A major concern with VDI is the extreme overhead necessary to manage many redundant operating systems each with its own duplicated processes, storage and memory. In the early days this made VDI incredibly inefficient. More recently, however, advanced VDI systems, primarily centered around virtualization platforms and storage, have addressed many of these issues by deduplicating memory and storage, using common master boot files and other techniques. In fact, contrary to most assumptions, it can even be the case that VDI may outperform traditional terminal services for Windows due to the hypervisor platform being able to handle memory management and task switching even more efficiently than Windows itself (a phenomenon first observed in the early 2000s when in some cases Windows would run faster when virtualized on top of Linux so that memory management could be partially handed off to the Linux system underneath which was more efficient.) This is definitely not always the case, but the improvements in VDI handling have come so far that the two are often quite close. Again, however, this is a factor making VDI more attractive in the Windows world but not as dramatically in the non-Windows world where native OS task management is typically more efficient and VDI would remain unnecessary overhead.
Another area where VDI has consistently shown to be more capable than terminal services is in the area of graphically rich rendered environments such as CAD and video editing. The same areas that still lean heavily towards dedicated hardware tend to move to VDI rather than terminal services because of a heavy investment in GPU capabilities within the VDI solutions. This is not a universal scenario, but for situations where heavy graphical rendering needs to take place it is worth investigating the possibility that VDI will perform significantly better.

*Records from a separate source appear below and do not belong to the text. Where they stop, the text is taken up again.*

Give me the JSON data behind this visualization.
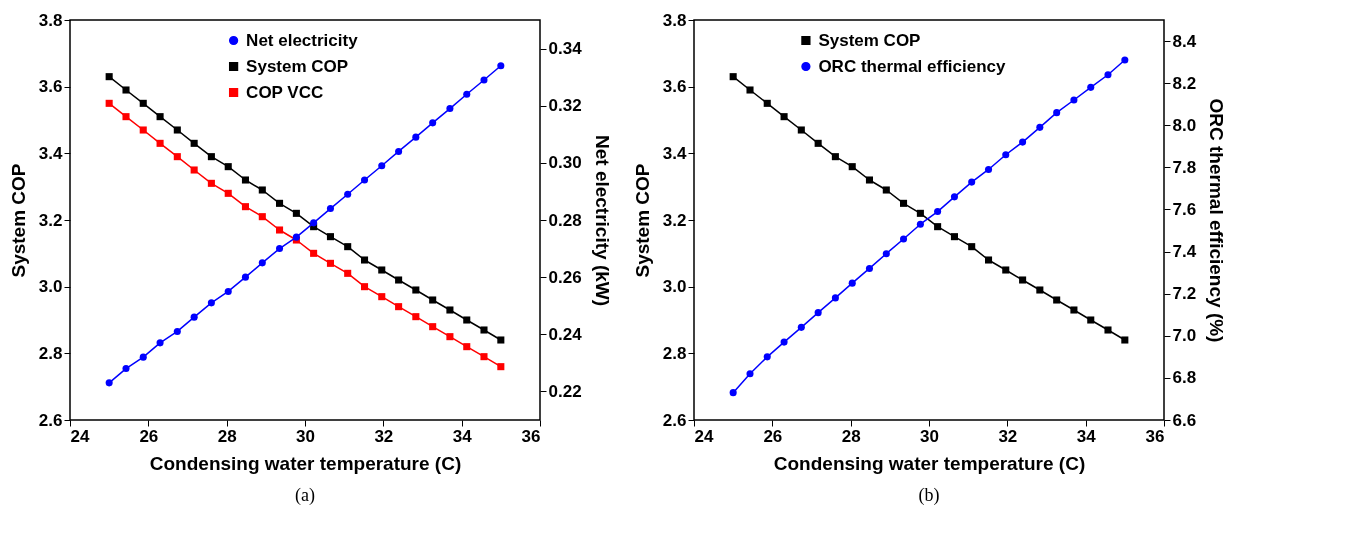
{
  "chart_data": [
    {
      "type": "line",
      "xlabel": "Condensing water temperature (C)",
      "ylabel": "System COP",
      "y2label": "Net electricity (kW)",
      "annotations": [
        "(a)"
      ],
      "x": [
        25,
        25.43,
        25.87,
        26.3,
        26.74,
        27.17,
        27.61,
        28.04,
        28.48,
        28.91,
        29.35,
        29.78,
        30.22,
        30.65,
        31.09,
        31.52,
        31.96,
        32.39,
        32.83,
        33.26,
        33.7,
        34.13,
        34.57,
        35
      ],
      "series": [
        {
          "name": "Net electricity",
          "color": "#0000ff",
          "marker": "circle",
          "axis": "y2",
          "values": [
            0.223,
            0.228,
            0.232,
            0.237,
            0.241,
            0.246,
            0.251,
            0.255,
            0.26,
            0.265,
            0.27,
            0.274,
            0.279,
            0.284,
            0.289,
            0.294,
            0.299,
            0.304,
            0.309,
            0.314,
            0.319,
            0.324,
            0.329,
            0.334
          ]
        },
        {
          "name": "System COP",
          "color": "#000000",
          "marker": "square",
          "values": [
            3.63,
            3.59,
            3.55,
            3.51,
            3.47,
            3.43,
            3.39,
            3.36,
            3.32,
            3.29,
            3.25,
            3.22,
            3.18,
            3.15,
            3.12,
            3.08,
            3.05,
            3.02,
            2.99,
            2.96,
            2.93,
            2.9,
            2.87,
            2.84
          ]
        },
        {
          "name": "COP VCC",
          "color": "#ff0000",
          "marker": "square",
          "values": [
            3.55,
            3.51,
            3.47,
            3.43,
            3.39,
            3.35,
            3.31,
            3.28,
            3.24,
            3.21,
            3.17,
            3.14,
            3.1,
            3.07,
            3.04,
            3.0,
            2.97,
            2.94,
            2.91,
            2.88,
            2.85,
            2.82,
            2.79,
            2.76
          ]
        }
      ],
      "xlim": [
        24,
        36
      ],
      "xticks": [
        24,
        26,
        28,
        30,
        32,
        34,
        36
      ],
      "ylim": [
        2.6,
        3.8
      ],
      "yticks": [
        2.6,
        2.8,
        {
          "value": 3,
          "label": "3.0"
        },
        3.2,
        3.4,
        3.6,
        3.8
      ],
      "y2lim": [
        0.21,
        0.35
      ],
      "y2ticks": [
        0.22,
        0.24,
        0.26,
        0.28,
        {
          "value": 0.3,
          "label": "0.30"
        },
        0.32,
        0.34
      ],
      "grid": false,
      "legend": "top"
    },
    {
      "type": "line",
      "xlabel": "Condensing water temperature (C)",
      "ylabel": "System COP",
      "y2label": "ORC thermal efficiency (%)",
      "annotations": [
        "(b)"
      ],
      "x": [
        25,
        25.43,
        25.87,
        26.3,
        26.74,
        27.17,
        27.61,
        28.04,
        28.48,
        28.91,
        29.35,
        29.78,
        30.22,
        30.65,
        31.09,
        31.52,
        31.96,
        32.39,
        32.83,
        33.26,
        33.7,
        34.13,
        34.57,
        35
      ],
      "series": [
        {
          "name": "System COP",
          "color": "#000000",
          "marker": "square",
          "values": [
            3.63,
            3.59,
            3.55,
            3.51,
            3.47,
            3.43,
            3.39,
            3.36,
            3.32,
            3.29,
            3.25,
            3.22,
            3.18,
            3.15,
            3.12,
            3.08,
            3.05,
            3.02,
            2.99,
            2.96,
            2.93,
            2.9,
            2.87,
            2.84
          ]
        },
        {
          "name": "ORC thermal efficiency",
          "color": "#0000ff",
          "marker": "circle",
          "axis": "y2",
          "values": [
            6.73,
            6.82,
            6.9,
            6.97,
            7.04,
            7.11,
            7.18,
            7.25,
            7.32,
            7.39,
            7.46,
            7.53,
            7.59,
            7.66,
            7.73,
            7.79,
            7.86,
            7.92,
            7.99,
            8.06,
            8.12,
            8.18,
            8.24,
            8.31
          ]
        }
      ],
      "xlim": [
        24,
        36
      ],
      "xticks": [
        24,
        26,
        28,
        30,
        32,
        34,
        36
      ],
      "ylim": [
        2.6,
        3.8
      ],
      "yticks": [
        2.6,
        2.8,
        {
          "value": 3,
          "label": "3.0"
        },
        3.2,
        3.4,
        3.6,
        3.8
      ],
      "y2lim": [
        6.6,
        8.5
      ],
      "y2ticks": [
        6.6,
        6.8,
        {
          "value": 7,
          "label": "7.0"
        },
        7.2,
        7.4,
        7.6,
        7.8,
        {
          "value": 8,
          "label": "8.0"
        },
        8.2,
        8.4
      ],
      "grid": false,
      "legend": "top left"
    }
  ]
}
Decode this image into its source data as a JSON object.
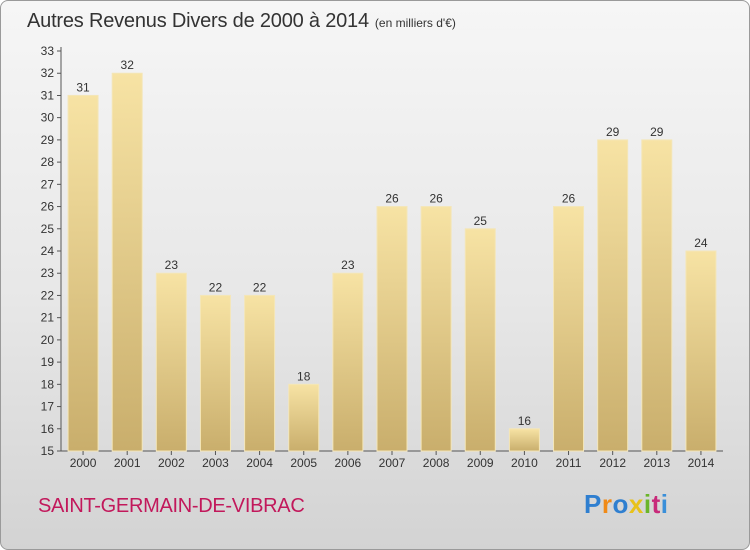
{
  "header": {
    "title": "Autres Revenus Divers de 2000 à 2014",
    "unit": "(en milliers d'€)"
  },
  "footer": {
    "commune": "SAINT-GERMAIN-DE-VIBRAC",
    "logo": "Proxiti",
    "logo_colors": [
      "#2f7fd0",
      "#f08a17",
      "#2f7fd0",
      "#e8c21a",
      "#6bb52a",
      "#c82a7a",
      "#3a8fd9"
    ]
  },
  "colors": {
    "bar_light": "#f7e3a4",
    "bar_dark": "#c9ae6c",
    "commune": "#c2185b",
    "text": "#333333"
  },
  "chart_data": {
    "type": "bar",
    "title": "Autres Revenus Divers de 2000 à 2014",
    "categories": [
      "2000",
      "2001",
      "2002",
      "2003",
      "2004",
      "2005",
      "2006",
      "2007",
      "2008",
      "2009",
      "2010",
      "2011",
      "2012",
      "2013",
      "2014"
    ],
    "values": [
      31,
      32,
      23,
      22,
      22,
      18,
      23,
      26,
      26,
      25,
      16,
      26,
      29,
      29,
      24
    ],
    "ylim": [
      15,
      33
    ],
    "yticks": [
      15,
      16,
      17,
      18,
      19,
      20,
      21,
      22,
      23,
      24,
      25,
      26,
      27,
      28,
      29,
      30,
      31,
      32,
      33
    ],
    "grid": false,
    "legend": "none"
  }
}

Because of how VDI is managed, it is often reserved only for very large deployments where the scale, in number of end users included in the solution, can be used to overcome some of the cost of implementation. Terminal services, however, do to its more scalable cost is often able to be implemented to smaller environments or subsets of users more cost effectively. Neither is common for a very small environment of only a few users, although a strange phenomenon of manually managed VDI would make VDI likely more effective than terminal services for an exceptionally tiny number of users, perhaps less than ten, where VDI is treated more like individual servers rather than as a unified VDI environment.
With only the rarest of exceptions, primarily due to the licensing overhead created by the Windows desktop ecosystem in a virtualized setting, it is a de facto starting position for remote access end users systems to assume a starting point with terminal server technologies and only turn to the more complicated and more costly VDI solutions when terminal services prove to be unable to meet the technical requirements of the scenario. For all intents and purposes, VDI is a fall back brute force method to make end user virtualization work where the preferred methods have come up short.